Foto: PicturePeople GmbH
Keine andere öffentliche Institution ist in Hinblick auf ihre Entscheidungsprozesse so transparent wie der Gemeinsame Bundesausschuss (G-BA). Warum ist es für Unternehmen, die sich um die Erstattungsfähigkeit ihrer Arzneimittel oder Behandlungsmethoden bemühen, trotzdem sinnvoll eine externe Beratung in Anspruch zu nehmen?
G-BA Beschlüsse sind maßgeblich für den wirtschaftlichen Erfolg von neuen Arzneimitteln. Schon deswegen ist eine gründliche Vorbereitung und oft auch eine externe Beratung sinnvoll. Darüber hinaus sind evidenzbasierte Entscheidungen komplex. Ich weiß, wovon ich rede: Viele Jahre habe ich insbesondere für Orphan Drugs an der Gestaltung des Verfahrens beim G-BA mitgewirkt, Beratungsanfragen von Unternehmen beantwortet und Beschlüsse des G-BA entworfen. Es kommt stets auf die Umstände des Einzelfalles an. Das beginnt bei grundlegenden Überlegungen, welche Endpunkte in klinischen Studien als patientenrelevant betrachtet werden. Es betrifft aber auch strategische Fragen – etwa eine Aufwand-Nutzen-Analyse oder geschäftspolitische Überlegungen in Bezug auf die von Dir erwähnte Transparenz. Eine externe Unterstützung ist oft auch deswegen nützlich, weil ein Berater Erfahrung mit ähnlichen Verfahren hat oder einen vorurteilsfreien Blick auf das Medikament hat.

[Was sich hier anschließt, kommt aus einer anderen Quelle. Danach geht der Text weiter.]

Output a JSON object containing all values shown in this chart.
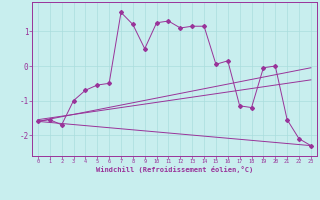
{
  "xlabel": "Windchill (Refroidissement éolien,°C)",
  "background_color": "#c8eeee",
  "grid_color": "#aadddd",
  "line_color": "#993399",
  "x_values": [
    0,
    1,
    2,
    3,
    4,
    5,
    6,
    7,
    8,
    9,
    10,
    11,
    12,
    13,
    14,
    15,
    16,
    17,
    18,
    19,
    20,
    21,
    22,
    23
  ],
  "series1": [
    -1.6,
    -1.55,
    -1.7,
    -1.0,
    -0.7,
    -0.55,
    -0.5,
    1.55,
    1.2,
    0.5,
    1.25,
    1.3,
    1.1,
    1.15,
    1.15,
    0.05,
    0.15,
    -1.15,
    -1.2,
    -0.05,
    0.0,
    -1.55,
    -2.1,
    -2.3
  ],
  "line2_x": [
    0,
    23
  ],
  "line2_y": [
    -1.6,
    -0.05
  ],
  "line3_x": [
    0,
    23
  ],
  "line3_y": [
    -1.6,
    -2.3
  ],
  "line4_x": [
    0,
    23
  ],
  "line4_y": [
    -1.55,
    -0.4
  ],
  "ylim": [
    -2.6,
    1.85
  ],
  "xlim": [
    -0.5,
    23.5
  ],
  "yticks": [
    -2,
    -1,
    0,
    1
  ],
  "xticks": [
    0,
    1,
    2,
    3,
    4,
    5,
    6,
    7,
    8,
    9,
    10,
    11,
    12,
    13,
    14,
    15,
    16,
    17,
    18,
    19,
    20,
    21,
    22,
    23
  ]
}
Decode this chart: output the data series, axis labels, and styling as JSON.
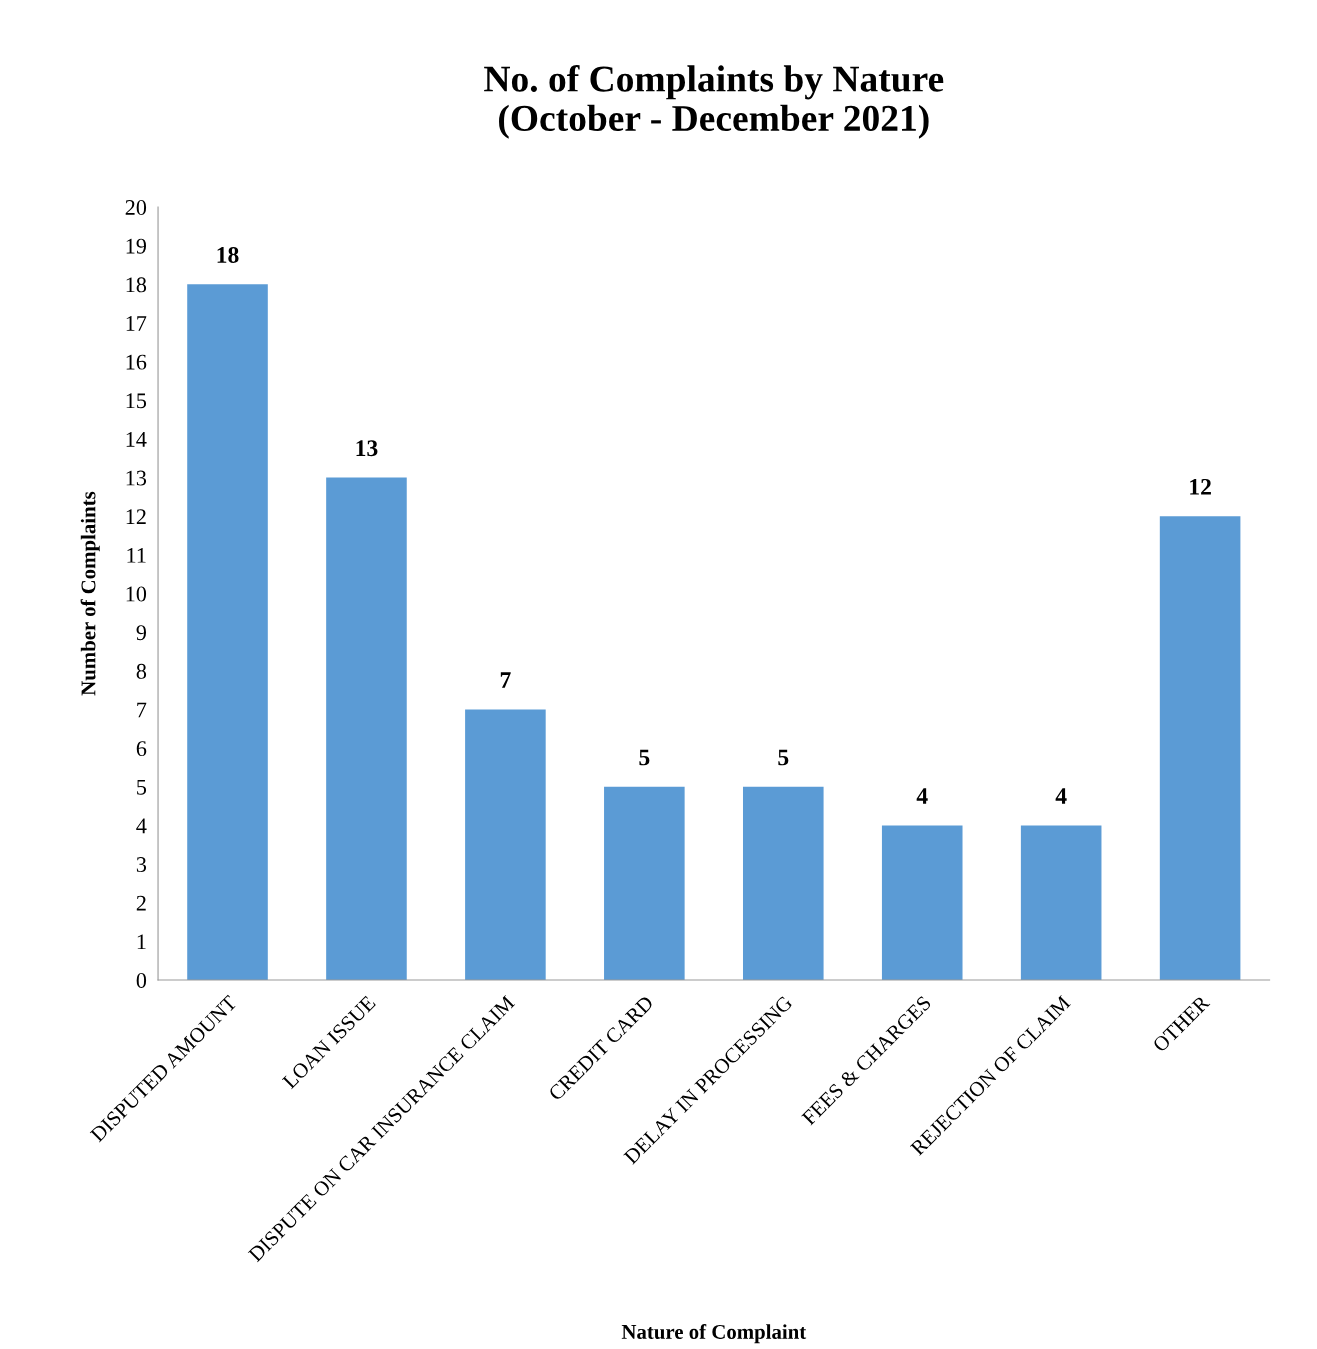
{
  "chart_data": {
    "type": "bar",
    "title": "No. of Complaints by Nature\n(October - December 2021)",
    "xlabel": "Nature of Complaint",
    "ylabel": "Number of Complaints",
    "categories": [
      "DISPUTED AMOUNT",
      "LOAN ISSUE",
      "DISPUTE ON CAR INSURANCE CLAIM",
      "CREDIT CARD",
      "DELAY IN PROCESSING",
      "FEES & CHARGES",
      "REJECTION OF CLAIM",
      "OTHER"
    ],
    "values": [
      18,
      13,
      7,
      5,
      5,
      4,
      4,
      12
    ],
    "color": "#5b9bd5",
    "ylim": [
      0,
      20
    ],
    "yticks": [
      0,
      1,
      2,
      3,
      4,
      5,
      6,
      7,
      8,
      9,
      10,
      11,
      12,
      13,
      14,
      15,
      16,
      17,
      18,
      19,
      20
    ],
    "grid": false,
    "legend": false,
    "data_labels": true
  }
}
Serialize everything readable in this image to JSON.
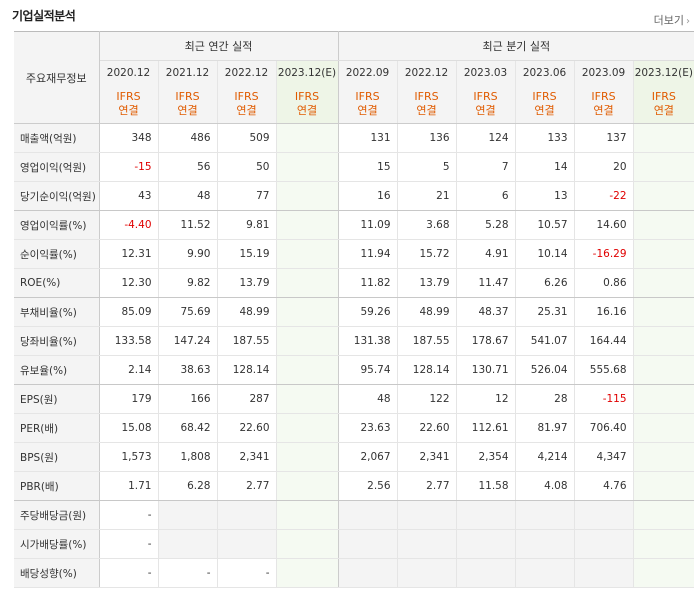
{
  "page_title": "기업실적분석",
  "more_label": "더보기",
  "more_icon": "chevron-right-icon",
  "corner_label": "주요재무정보",
  "group_annual": "최근 연간 실적",
  "group_quarter": "최근 분기 실적",
  "periods": [
    "2020.12",
    "2021.12",
    "2022.12",
    "2023.12(E)",
    "2022.09",
    "2022.12",
    "2023.03",
    "2023.06",
    "2023.09",
    "2023.12(E)"
  ],
  "basis_line1": "IFRS",
  "basis_line2": "연결",
  "rows": [
    {
      "label": "매출액(억원)",
      "values": [
        "348",
        "486",
        "509",
        "",
        "131",
        "136",
        "124",
        "133",
        "137",
        ""
      ]
    },
    {
      "label": "영업이익(억원)",
      "values": [
        "-15",
        "56",
        "50",
        "",
        "15",
        "5",
        "7",
        "14",
        "20",
        ""
      ]
    },
    {
      "label": "당기순이익(억원)",
      "values": [
        "43",
        "48",
        "77",
        "",
        "16",
        "21",
        "6",
        "13",
        "-22",
        ""
      ]
    },
    {
      "label": "영업이익률(%)",
      "values": [
        "-4.40",
        "11.52",
        "9.81",
        "",
        "11.09",
        "3.68",
        "5.28",
        "10.57",
        "14.60",
        ""
      ]
    },
    {
      "label": "순이익률(%)",
      "values": [
        "12.31",
        "9.90",
        "15.19",
        "",
        "11.94",
        "15.72",
        "4.91",
        "10.14",
        "-16.29",
        ""
      ]
    },
    {
      "label": "ROE(%)",
      "values": [
        "12.30",
        "9.82",
        "13.79",
        "",
        "11.82",
        "13.79",
        "11.47",
        "6.26",
        "0.86",
        ""
      ]
    },
    {
      "label": "부채비율(%)",
      "values": [
        "85.09",
        "75.69",
        "48.99",
        "",
        "59.26",
        "48.99",
        "48.37",
        "25.31",
        "16.16",
        ""
      ]
    },
    {
      "label": "당좌비율(%)",
      "values": [
        "133.58",
        "147.24",
        "187.55",
        "",
        "131.38",
        "187.55",
        "178.67",
        "541.07",
        "164.44",
        ""
      ]
    },
    {
      "label": "유보율(%)",
      "values": [
        "2.14",
        "38.63",
        "128.14",
        "",
        "95.74",
        "128.14",
        "130.71",
        "526.04",
        "555.68",
        ""
      ]
    },
    {
      "label": "EPS(원)",
      "values": [
        "179",
        "166",
        "287",
        "",
        "48",
        "122",
        "12",
        "28",
        "-115",
        ""
      ]
    },
    {
      "label": "PER(배)",
      "values": [
        "15.08",
        "68.42",
        "22.60",
        "",
        "23.63",
        "22.60",
        "112.61",
        "81.97",
        "706.40",
        ""
      ]
    },
    {
      "label": "BPS(원)",
      "values": [
        "1,573",
        "1,808",
        "2,341",
        "",
        "2,067",
        "2,341",
        "2,354",
        "4,214",
        "4,347",
        ""
      ]
    },
    {
      "label": "PBR(배)",
      "values": [
        "1.71",
        "6.28",
        "2.77",
        "",
        "2.56",
        "2.77",
        "11.58",
        "4.08",
        "4.76",
        ""
      ]
    },
    {
      "label": "주당배당금(원)",
      "values": [
        "-",
        null,
        null,
        "",
        null,
        null,
        null,
        null,
        null,
        ""
      ]
    },
    {
      "label": "시가배당률(%)",
      "values": [
        "-",
        null,
        null,
        "",
        null,
        null,
        null,
        null,
        null,
        ""
      ]
    },
    {
      "label": "배당성향(%)",
      "values": [
        "-",
        "-",
        "-",
        "",
        null,
        null,
        null,
        null,
        null,
        ""
      ]
    }
  ],
  "colors": {
    "negative": "#e00000",
    "ifrs": "#e05b00",
    "estimate_bg": "#f5faf2"
  }
}
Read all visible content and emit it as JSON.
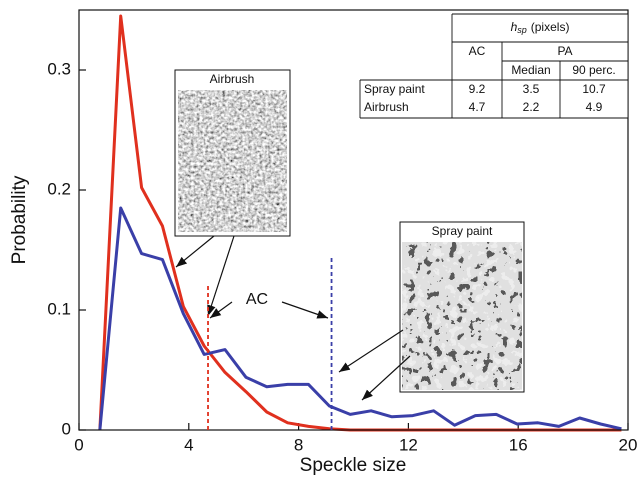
{
  "chart_data": {
    "type": "line",
    "xlabel": "Speckle size",
    "ylabel": "Probability",
    "x": [
      0.76,
      1.52,
      2.28,
      3.04,
      3.8,
      4.56,
      5.32,
      6.08,
      6.84,
      7.6,
      8.36,
      9.12,
      9.88,
      10.64,
      11.4,
      12.16,
      12.92,
      13.68,
      14.44,
      15.2,
      15.96,
      16.72,
      17.48,
      18.24,
      19.0,
      19.76
    ],
    "series": [
      {
        "color": "#e0301e",
        "values": [
          0,
          0.345,
          0.202,
          0.17,
          0.103,
          0.07,
          0.048,
          0.032,
          0.015,
          0.006,
          0.003,
          0.001,
          0,
          0,
          0,
          0,
          0,
          0,
          0,
          0,
          0,
          0,
          0,
          0,
          0,
          0
        ]
      },
      {
        "color": "#3a3fa8",
        "values": [
          0,
          0.185,
          0.147,
          0.142,
          0.097,
          0.063,
          0.067,
          0.044,
          0.036,
          0.038,
          0.038,
          0.02,
          0.013,
          0.016,
          0.011,
          0.012,
          0.016,
          0.004,
          0.012,
          0.013,
          0.005,
          0.006,
          0.003,
          0.01,
          0.005,
          0.001
        ]
      }
    ],
    "xlim": [
      0,
      20
    ],
    "xticks": [
      0,
      4,
      8,
      12,
      16,
      20
    ],
    "ylim": [
      0,
      0.35
    ],
    "yticks": [
      0,
      0.1,
      0.2,
      0.3
    ],
    "reference_lines": [
      {
        "x": 4.7,
        "ymax": 0.122,
        "color": "#e0301e"
      },
      {
        "x": 9.2,
        "ymax": 0.145,
        "color": "#3a3fa8"
      }
    ],
    "annotations": {
      "ac": "AC",
      "airbrush": "Airbrush",
      "spray_paint": "Spray paint"
    },
    "table": {
      "symbol": "h",
      "subscript": "sp",
      "unit": "(pixels)",
      "ac": "AC",
      "pa": "PA",
      "median": "Median",
      "perc": "90 perc.",
      "rows": [
        [
          "Spray paint",
          9.2,
          3.5,
          10.7
        ],
        [
          "Airbrush",
          4.7,
          2.2,
          4.9
        ]
      ]
    }
  }
}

Zudem entscheiden sich international tätige Unternehmen für eine Beratung bei Herausforderungen, die vor oder nach dem Umgang mit dem G-BA und anderen vergleichbaren ausländischen Institutionen entstehen, um eine fundierte Entscheidung mit ihren lokalen Teams zu treffen. Ich freue mich auf die herausfordernden Beratungen mit der Implementierung der EU-HTA Verordnung ab 2025.
Der Innovationsausschuss entscheidet über die Förderung von Versorgungsformen und Versorgungsforschungsprojekten aus dem Innovationsfonds des G-BA. Was ist das wichtigste Kriterium für eine Förderung?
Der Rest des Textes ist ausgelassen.